Analysts also noted the ship seems to be set up to have phased-array radar, which can track threats and targets more quickly and accurately than previously displayed North Korean capabilities.
Despite those indications of advanced warfighting abilities, analysts urged caution in making assumptions.
Almost any shipbuilder can get the hull and propulsion systems right, said Carl Schuster, a former US Navy captain and Hawaii-based analyst.
'However, modern warships represent an integration challenge of communications, electronics, weapons, and both electronic and acoustic sensor technologies' that is not so easily achieved, he said.
In an interview with CNN in March, South Korean lawmaker Kim Byung-kee, a member of the National Assembly's Intelligence Committee, questioned whether Pyongyang has the technical ability to build an advanced warship, or the infrastructure to support it.
'Operating such a big military warship takes significant amount of budget. They not only have to build a warship, but make a team that would operate it, and it costs to operate it including the equipment and fuel. Also, one huge warship cannot go out on its own. So the question is, can North Korea afford the cost?' he said.
Kim, the retired South Korean admiral, was cautious on not underestimating what the final product may look like, especially its lethality.
'If North Korea equips the new frigate with the hypersonic ballistic missile it claimed to have successfully tested in January, that will cause a game changing impact in the regional security,' the former naval officer said.

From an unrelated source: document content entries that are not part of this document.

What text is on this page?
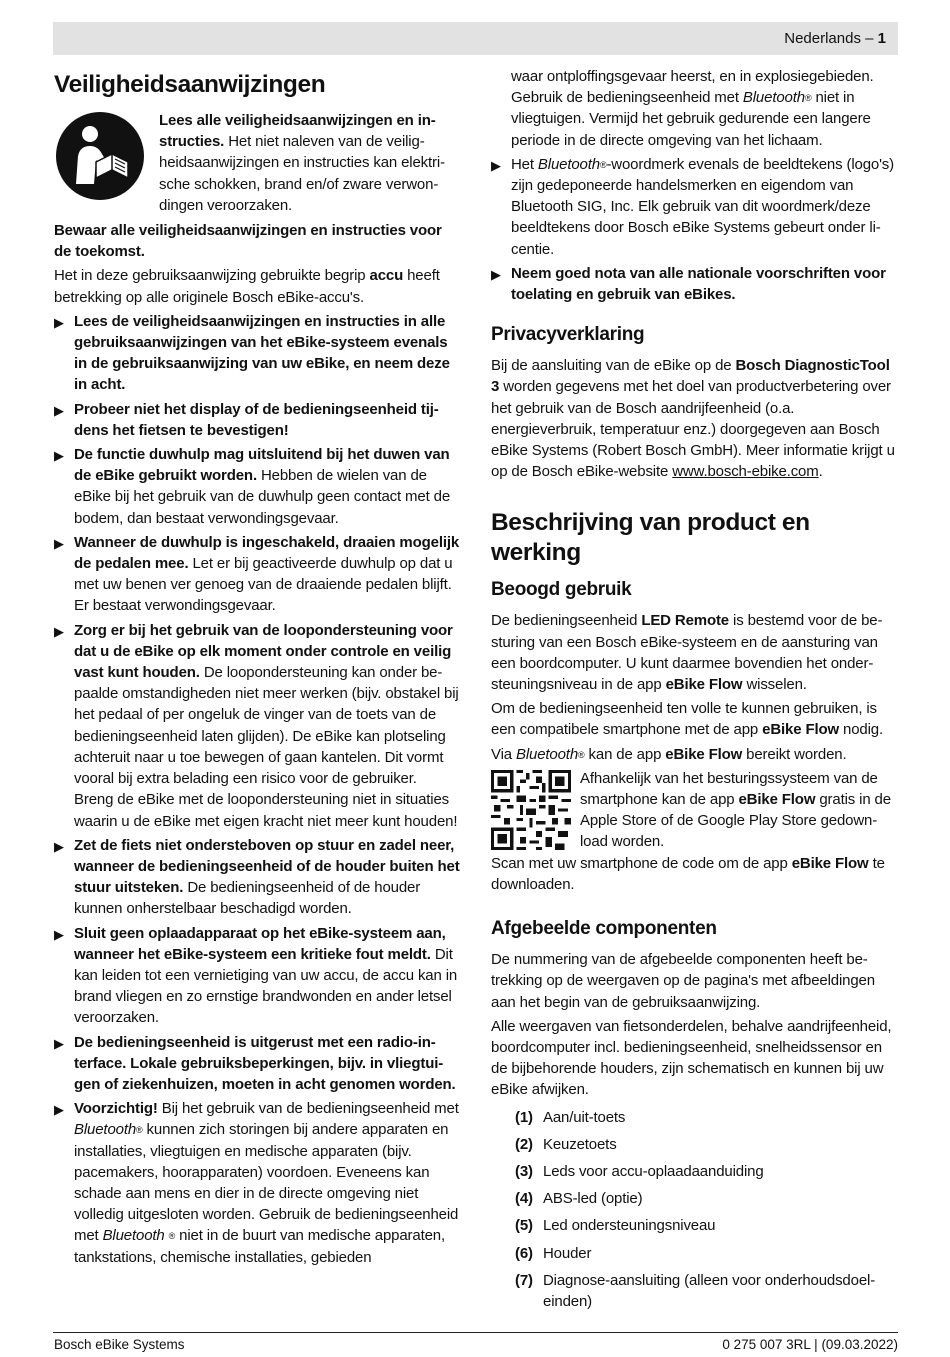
Nederlands – 1
Veiligheidsaanwijzingen
Lees alle veiligheidsaanwijzingen en instructies. Het niet naleven van de veiligheidsaanwijzingen en instructies kan elektrische schokken, brand en/of zware verwondingen veroorzaken.

Bewaar alle veiligheidsaanwijzingen en instructies voor de toekomst.

Het in deze gebruiksaanwijzing gebruikte begrip accu heeft betrekking op alle originele Bosch eBike-accu's.

▶ Lees de veiligheidsaanwijzingen en instructies in alle gebruiksaanwijzingen van het eBike-systeem evenals in de gebruiksaanwijzing van uw eBike, en neem deze in acht.
▶ Probeer niet het display of de bedieningseenheid tijdens het fietsen te bevestigen!
▶ De functie duwhulp mag uitsluitend bij het duwen van de eBike gebruikt worden. Hebben de wielen van de eBike bij het gebruik van de duwhulp geen contact met de bodem, dan bestaat verwondingsgevaar.
▶ Wanneer de duwhulp is ingeschakeld, draaien mogelijk de pedalen mee. Let er bij geactiveerde duwhulp op dat u met uw benen ver genoeg van de draaiende pedalen blijft. Er bestaat verwondingsgevaar.
▶ Zorg er bij het gebruik van de loopondersteuning voor dat u de eBike op elk moment onder controle en veilig vast kunt houden. De loopondersteuning kan onder bepaalde omstandigheden niet meer werken (bijv. obstakel bij het pedaal of per ongeluk de vinger van de toets van de bedieningseenheid laten glijden). De eBike kan plotseling achteruit naar u toe bewegen of gaan kantelen. Dit vormt vooral bij extra belading een risico voor de gebruiker. Breng de eBike met de loopondersteuning niet in situaties waarin u de eBike met eigen kracht niet meer kunt houden!
▶ Zet de fiets niet ondersteboven op stuur en zadel neer, wanneer de bedieningseenheid of de houder buiten het stuur uitsteken. De bedieningseenheid of de houder kunnen onherstelbaar beschadigd worden.
▶ Sluit geen oplaadapparaat op het eBike-systeem aan, wanneer het eBike-systeem een kritieke fout meldt. Dit kan leiden tot een vernietiging van uw accu, de accu kan in brand vliegen en zo ernstige brandwonden en ander letsel veroorzaken.
▶ De bedieningseenheid is uitgerust met een radio-interface. Lokale gebruiksbeperkingen, bijv. in vliegtuigen of ziekenhuizen, moeten in acht genomen worden.
▶ Voorzichtig! Bij het gebruik van de bedieningseenheid met Bluetooth® kunnen zich storingen bij andere apparaten en installaties, vliegtuigen en medische apparaten (bijv. pacemakers, hoorapparaten) voordoen. Eveneens kan schade aan mens en dier in de directe omgeving niet volledig uitgesloten worden. Gebruik de bedieningseenheid met Bluetooth ® niet in de buurt van medische apparaten, tankstations, chemische installaties, gebieden
waar ontploffingsgevaar heerst, en in explosiegebieden. Gebruik de bedieningseenheid met Bluetooth® niet in vliegtuigen. Vermijd het gebruik gedurende een langere periode in de directe omgeving van het lichaam.
▶ Het Bluetooth®-woordmerk evenals de beeldtekens (logo's) zijn gedeponeerde handelsmerken en eigendom van Bluetooth SIG, Inc. Elk gebruik van dit woordmerk/deze beeldtekens door Bosch eBike Systems gebeurt onder licentie.
▶ Neem goed nota van alle nationale voorschriften voor toelating en gebruik van eBikes.
Privacyverklaring

Bij de aansluiting van de eBike op de Bosch DiagnosticTool 3 worden gegevens met het doel van productverbetering over het gebruik van de Bosch aandrijfeenheid (o.a. energieverbruik, temperatuur enz.) doorgegeven aan Bosch eBike Systems (Robert Bosch GmbH). Meer informatie krijgt u op de Bosch eBike-website www.bosch-ebike.com.

Beschrijving van product en werking
Beoogd gebruik

De bedieningseenheid LED Remote is bestemd voor de besturing van een Bosch eBike-systeem en de aansturing van een boordcomputer. U kunt daarmee bovendien het ondersteuningsniveau in de app eBike Flow wisselen.

Om de bedieningseenheid ten volle te kunnen gebruiken, is een compatibele smartphone met de app eBike Flow nodig.

Via Bluetooth® kan de app eBike Flow bereikt worden.

Afhankelijk van het besturingssysteem van de smartphone kan de app eBike Flow gratis in de Apple Store of de Google Play Store gedownload worden.

Scan met uw smartphone de code om de app eBike Flow te downloaden.

Afgebeelde componenten

De nummering van de afgebeelde componenten heeft betrekking op de weergaven op de pagina's met afbeeldingen aan het begin van de gebruiksaanwijzing.

Alle weergaven van fietsonderdelen, behalve aandrijfeenheid, boordcomputer incl. bedieningseenheid, snelheidssensor en de bijbehorende houders, zijn schematisch en kunnen bij uw eBike afwijken.

(1) Aan/uit-toets
(2) Keuzetoets
(3) Leds voor accu-oplaadaanduiding
(4) ABS-led (optie)
(5) Led ondersteuningsniveau
(6) Houder
(7) Diagnose-aansluiting (alleen voor onderhoudsdoeleinden)
Bosch eBike Systems	0 275 007 3RL | (09.03.2022)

After reviewing the satellite images for CNN, Schuster said it's likely a year or more of work remains before the new North Korean warship can begin sea trials.
'This ship's construction is being delayed by the lack of the superstructure, sensor and weapons systems intended for installation,' he said.
North Korea's navy has about 400 patrol combatants and 70 submarines, according to the most recent estimate from the US Defense Intelligence Agency (DIA) in a 2021 report.
Though that's a large number of vessels, most of them are old and small.
Joseph Dempsey, an analyst at the International Institute for Strategic Studies, wrote in a January blog post that Pyongyang has only two principal surface combatants. Those Najin-class frigates – 1,600-ton warships dating to the early 1970s – are obsolete, he wrote.
The DIA report said the North Korean navy would largely be reduced to coastal defense in any conflict with South Korea or the United States, both of which have vastly superior naval forces.
But North Korean leader Kim has been pushing to modernize his naval fleet. It is also developing submarine-launched missiles and the subs to carry them.
In September, Kim inspected the site for a new naval port.
'Now that we are soon to possess large surface warships and submarines which cannot be anchored at the existing facilities for mooring warships, the construction of a naval base for running the latest large warships has become a pressing task,' he said at the time.
Yu Yong-won, a South Korean lawmaker, said the ship under construction at the Nampo yard is only one example of Kim trying to modernize his navy.
A nuclear-powered submarine is under construction at a shipyard in the North Korean port of Sinpo and another frigate or destroyer is in the works in Chongjin, Yu said.